Lisanby et al. propose that prophylactic antidepressant medicinal treatment be started already during the ECT series, and that four ECT treatments be given during the first month after the series, since the risk of relapse is greatest then (9). Thereafter patients should be examined weekly to determine the treatment frequency for the next six months. This approach should be tested with a randomised, controlled trial.

Strengths and weaknesses

Strengths and weaknesses have been discussed previously (1) and are summed up briefly here. The material consists of a selected patient group and is based on retrospectively obtained case notes. Although patients were as a rule monitored during aftercare and rehospitalised in the same department on relapse, it is not certain that all relapses were recorded. The information in the patients’ records was not good enough to enable assessment of whether antidepressants were administered in an optimal dose over an appropriate period of time, or to establish the degree of compliance of this treatment. Lack of compliance may be part of the explanation for the high relapse frequency.
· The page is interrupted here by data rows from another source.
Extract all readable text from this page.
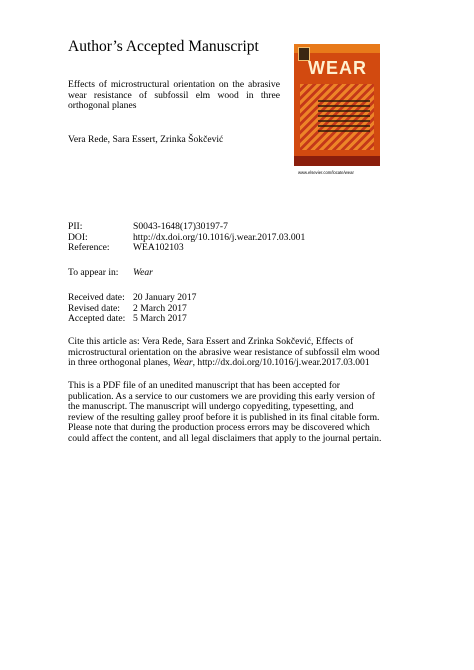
Author’s Accepted Manuscript
Effects of microstructural orientation on the abrasive wear resistance of subfossil elm wood in three orthogonal planes
Vera Rede, Sara Essert, Zrinka Šokčević
WEAR
www.elsevier.com/locate/wear
PII:	S0043-1648(17)30197-7
DOI:	http://dx.doi.org/10.1016/j.wear.2017.03.001
Reference: WEA102103
To appear in: Wear
Received date: 20 January 2017
Revised date: 2 March 2017
Accepted date: 5 March 2017
Cite this article as: Vera Rede, Sara Essert and Zrinka Šokčević, Effects of
microstructural orientation on the abrasive wear resistance of subfossil elm wood
in three orthogonal planes, Wear, http://dx.doi.org/10.1016/j.wear.2017.03.001
This is a PDF file of an unedited manuscript that has been accepted for
publication. As a service to our customers we are providing this early version of
the manuscript. The manuscript will undergo copyediting, typesetting, and
review of the resulting galley proof before it is published in its final citable form.
Please note that during the production process errors may be discovered which
could affect the content, and all legal disclaimers that apply to the journal pertain.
Multivariable analyses were not performed or tested for possible confounding factors. The sub-groups in the material were small, which makes comparisons uncertain. The strength of the study is its naturalistic form and the fact that it spans a long period of time.

Conclusion

Recurrence of serious depression after successful electroconvulsive therapy is usual, and today’s practice for preventing relapse is not good enough. This invites prospective studies of secondary prevention in depressive patients who receive ECT treatment.

I would like to thank Stein Opjordsmoen Ilner at Oslo University Hospital for sound advice. Table 1 is only available in the electronic document published on Tidsskriftet’s website.